Je sentais que mon inconfort émotionnel était différent, que cette fois-ci, il était important d’y faire face différemment, de l’accepter, de l’entendre sans chercher à lui trouver des réponses toutes faites, trop faciles pour être vraiment honnêtes.

Alors, j’ai décidé de me poser pour comprendre quel message toutes ces peurs voulaient me faire passer. Je laissais mes pensées tourner en boucle sans chercher à les museler avec le pressentiment qu’au final, quelque chose allait en sortir. Je n’ai pas été déçue.

Un matin, je me suis surprise à me dire : « Et si tout simplement elles étaient liées à la peur de vieillir ? d’être exclue de là où tout se passe ? de ne plus faire partie de celles qui font bouger les lignes ? de celles qui sont des actrices économiques qui comptent ? » C’était comme si une obsolescence programmée faisait son œuvre. J’avais un début de réponse à la raison de mon inconfort et à ma crainte des 50 ans.

Personne ne veut vieillir, vous l’aurez remarqué. Et je n’ai, je crois, jamais croisé aucune femme, ni aucun homme non plus d’ailleurs, qui m’ait dit : « Chouette, je vieillis ! » Dans le meilleur des cas, on ne parle pas de l’âge, ou alors à mots couverts. Je n’ai pas une passion pour les années qui s’accumulent et je me suis toujours arrangée pour en faire un prétexte à des chouettes fêtes qui faisaient mieux passer la pilule.

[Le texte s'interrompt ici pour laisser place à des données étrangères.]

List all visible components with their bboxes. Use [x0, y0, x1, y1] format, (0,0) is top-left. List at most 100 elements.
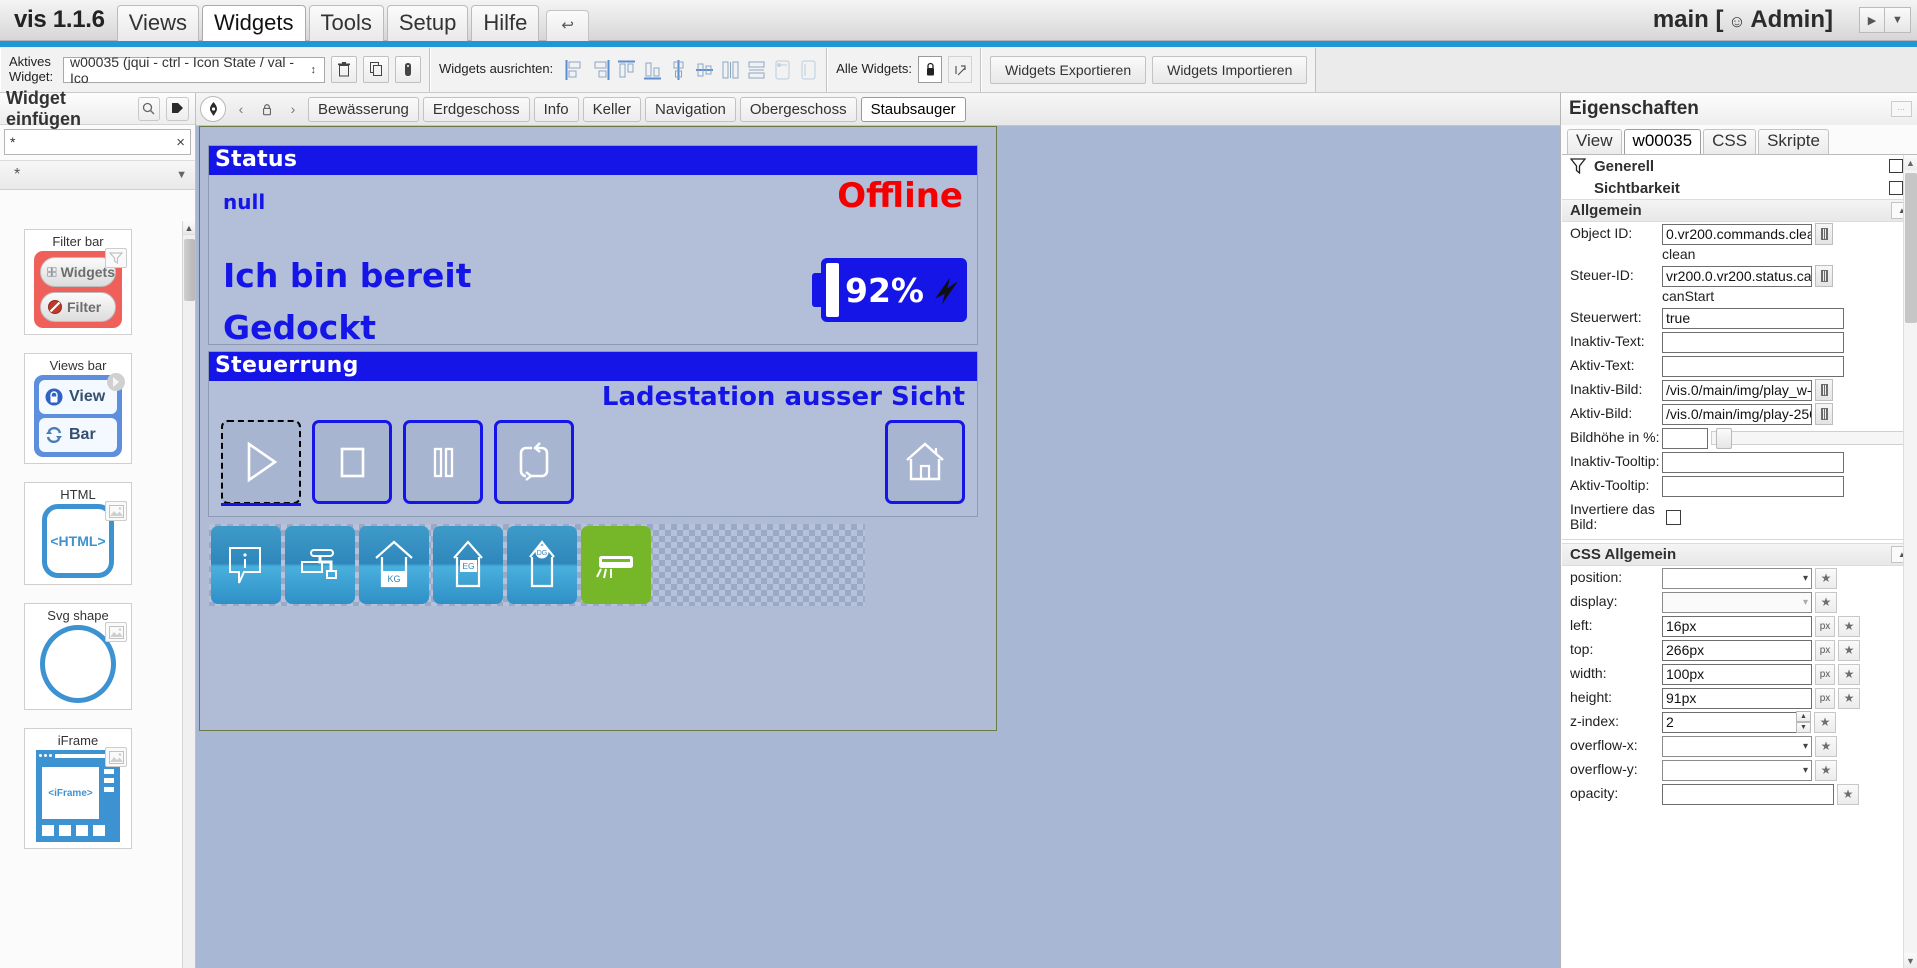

Je n’avais pas imaginé qu’un jour vieillir me déstabiliserait à ce point. Peut- être est-ce lié à mon univers professionnel très branché sur la jeunesse, la beauté, la mode, où vieillir est encore plus stigmatisant qu’ailleurs ? C’est probable, mais quel inconfort !

J’ai cherché de l’aide pour comprendre et sortir de ma confusion. Et, magie de la synchronicité, est arrivé sur mon chemin un livre génial du docteur Christophe Fauré sur la transition du milieu de vie, Maintenant ou jamais ! Titre très évocateur. Là, tout s’est éclairé tellement je reconnaissais mes interrogations, mes doutes, mes peurs au fil des pages. Ce livre me rassurait. Je prenais conscience que mes interrogations, mes peurs étaient normales.

La transition du milieu de vie, magnifique concept qui pose les termes de l’inconfort, qui met un nom sur ces turbulences émotionnelles qui nous assaillent et nous fragilisent. C’est un moment de notre existence qui nous amène à reconsidérer nos croyances, nos habitudes, nos comportements, nos relations aux autres et à nous-mêmes. Un moment « naturel », qu’il est normal de rencontrer.

Tout simplement « une nouvelle étape de notre développement en tant qu’être humain. Comme toutes les étapes de notre vie, elle nous affecte du point de vue physique, psychologique, relationnel et spirituel. Nous pouvons la traverser avec conscience, pragmatisme et intelligence, comme nous pouvons nous y perdre et y errer pendant quelque temps 3 ».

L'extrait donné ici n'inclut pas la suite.